Em 13 de janeiro de 2016, foi publicada com vigência imediata a Lei 13.245/16, que assegurou a participação do advogado no interrogatório e nos depoimentos durante a investigação, seja de natureza cível, administrativa ou criminal.
Como forma de explorar as mais diversas hipóteses de aplicação da Lei a casos concretos, passamos a discorrer sobre as principais alterações e suas repercussões práticas.
1. Do acesso e exame dos autos de flagrante delito ou investigação de qualquer natureza
A Lei 13.245/16 garantiu ao advogado o direito de acessar e examinar autos de flagrante delito ou procedimento investigativo de qualquer natureza, em qualquer repartição pública.
Antes da alteração o Estatuto da OAB previa em seu art. 7º, XIV, que é direito do advogado "examinar em qualquer repartição policial, mesmo sem procuração, autos de flagrante e de inquérito, findos ou em andamento, ainda que conclusos à autoridade, podendo copiar peças e tomar apontamentos;"
Após a alteração, passou a prever que é direito do advogado "examinar, em qualquer instituição responsável por conduzir investigação, mesmo sem procuração, autos de flagrante e de investigações de qualquer natureza, findos ou em andamento, ainda que conclusos à autoridade, podendo copiar peças e tomar apontamentos, em meio físico ou digital". (art. 7, XIV da Lei 8.906/94) (destaquei)
A primeira alteração ampliou as repartições em que o advogado poderá ter acesso às investigações. Antes da alteração constava “qualquer repartição policial”, passando a ser agora “em qualquer instituição responsável por conduzir investigação”.

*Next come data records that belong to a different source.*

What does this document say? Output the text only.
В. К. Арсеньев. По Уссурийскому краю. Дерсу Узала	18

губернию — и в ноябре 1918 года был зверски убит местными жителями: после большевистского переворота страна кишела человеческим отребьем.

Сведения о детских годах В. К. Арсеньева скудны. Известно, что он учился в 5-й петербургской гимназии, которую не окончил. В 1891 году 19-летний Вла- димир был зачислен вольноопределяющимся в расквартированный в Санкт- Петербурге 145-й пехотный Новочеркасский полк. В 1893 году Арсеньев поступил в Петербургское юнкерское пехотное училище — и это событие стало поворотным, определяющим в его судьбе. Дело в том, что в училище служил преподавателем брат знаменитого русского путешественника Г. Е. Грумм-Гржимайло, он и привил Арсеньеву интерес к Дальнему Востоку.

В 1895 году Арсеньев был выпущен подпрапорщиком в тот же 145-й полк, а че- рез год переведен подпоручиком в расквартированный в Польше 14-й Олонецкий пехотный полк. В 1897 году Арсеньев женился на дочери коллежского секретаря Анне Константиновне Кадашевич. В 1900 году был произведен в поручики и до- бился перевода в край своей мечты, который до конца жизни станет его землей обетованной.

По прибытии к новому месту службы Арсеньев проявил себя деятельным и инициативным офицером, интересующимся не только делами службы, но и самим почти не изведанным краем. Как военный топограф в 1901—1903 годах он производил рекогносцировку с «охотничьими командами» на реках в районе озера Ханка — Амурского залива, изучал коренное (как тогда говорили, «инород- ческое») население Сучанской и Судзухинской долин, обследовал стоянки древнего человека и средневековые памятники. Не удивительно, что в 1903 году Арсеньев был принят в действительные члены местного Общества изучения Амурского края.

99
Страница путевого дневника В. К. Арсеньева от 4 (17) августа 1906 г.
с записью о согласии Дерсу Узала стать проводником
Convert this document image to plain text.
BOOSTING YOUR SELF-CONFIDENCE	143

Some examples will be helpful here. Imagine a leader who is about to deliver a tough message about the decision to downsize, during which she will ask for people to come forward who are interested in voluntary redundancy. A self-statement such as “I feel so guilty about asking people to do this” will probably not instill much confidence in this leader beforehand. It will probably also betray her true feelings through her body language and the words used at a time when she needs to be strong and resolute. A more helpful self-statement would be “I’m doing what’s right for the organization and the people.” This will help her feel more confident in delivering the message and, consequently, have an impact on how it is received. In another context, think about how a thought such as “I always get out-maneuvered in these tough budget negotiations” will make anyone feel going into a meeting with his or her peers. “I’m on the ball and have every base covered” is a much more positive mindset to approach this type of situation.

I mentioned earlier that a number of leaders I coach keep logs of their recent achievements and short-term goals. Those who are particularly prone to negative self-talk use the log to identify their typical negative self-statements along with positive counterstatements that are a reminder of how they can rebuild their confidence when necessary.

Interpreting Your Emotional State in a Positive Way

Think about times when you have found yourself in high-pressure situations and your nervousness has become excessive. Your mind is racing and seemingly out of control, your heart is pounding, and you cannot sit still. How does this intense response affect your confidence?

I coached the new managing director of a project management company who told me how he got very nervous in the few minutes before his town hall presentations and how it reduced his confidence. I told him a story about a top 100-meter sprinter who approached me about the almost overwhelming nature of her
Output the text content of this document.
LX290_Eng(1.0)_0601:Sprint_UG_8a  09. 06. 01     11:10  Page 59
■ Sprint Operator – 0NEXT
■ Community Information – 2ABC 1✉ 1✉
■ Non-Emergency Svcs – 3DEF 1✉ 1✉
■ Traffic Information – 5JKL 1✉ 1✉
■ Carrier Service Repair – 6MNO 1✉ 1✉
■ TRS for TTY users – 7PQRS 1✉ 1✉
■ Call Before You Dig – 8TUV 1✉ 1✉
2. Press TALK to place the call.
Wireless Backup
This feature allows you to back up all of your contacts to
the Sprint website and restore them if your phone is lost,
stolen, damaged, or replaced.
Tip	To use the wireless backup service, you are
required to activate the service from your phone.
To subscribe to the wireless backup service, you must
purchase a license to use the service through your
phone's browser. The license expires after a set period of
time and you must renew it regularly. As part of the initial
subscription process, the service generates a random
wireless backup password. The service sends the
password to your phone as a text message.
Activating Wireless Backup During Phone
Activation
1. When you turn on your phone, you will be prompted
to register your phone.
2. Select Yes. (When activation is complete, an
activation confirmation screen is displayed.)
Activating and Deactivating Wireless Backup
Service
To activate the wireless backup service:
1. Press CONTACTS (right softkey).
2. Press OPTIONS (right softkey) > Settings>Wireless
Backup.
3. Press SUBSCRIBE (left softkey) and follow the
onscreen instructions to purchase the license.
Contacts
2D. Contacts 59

Várias repartições realizam investigações, como o Ministério Público, Comissão Parlamentar de Inquérito, Receita Federal, Autarquias, dentre outras.
Portanto, além das Polícias Federal, Civil e Militar, o direito de acesso e exame de investigações aplica-se a qualquer instituição.
Salienta-se que a Lei Orgânica da Defensoria Pública (Lei Complementar n. 80/94) já trazia como prerrogativa da Defensoria Pública o acesso e exame de investigações em “qualquer repartição pública” (art. 44, VIII e art. 128, VIII).
Anotamos que a previsão legal “em qualquer instituição responsável por conduzir investigação” não distinguiu a natureza jurídica da “instituição”, o que atrelado à finalidade da alteração legislativa, podemos afirmar que deve abranger também as instituições privadas, como as Universidades, na hipótese, p. ex., de um aluno que venha a sofrer um processo administrativo que pode resultar em sua exclusão da faculdade.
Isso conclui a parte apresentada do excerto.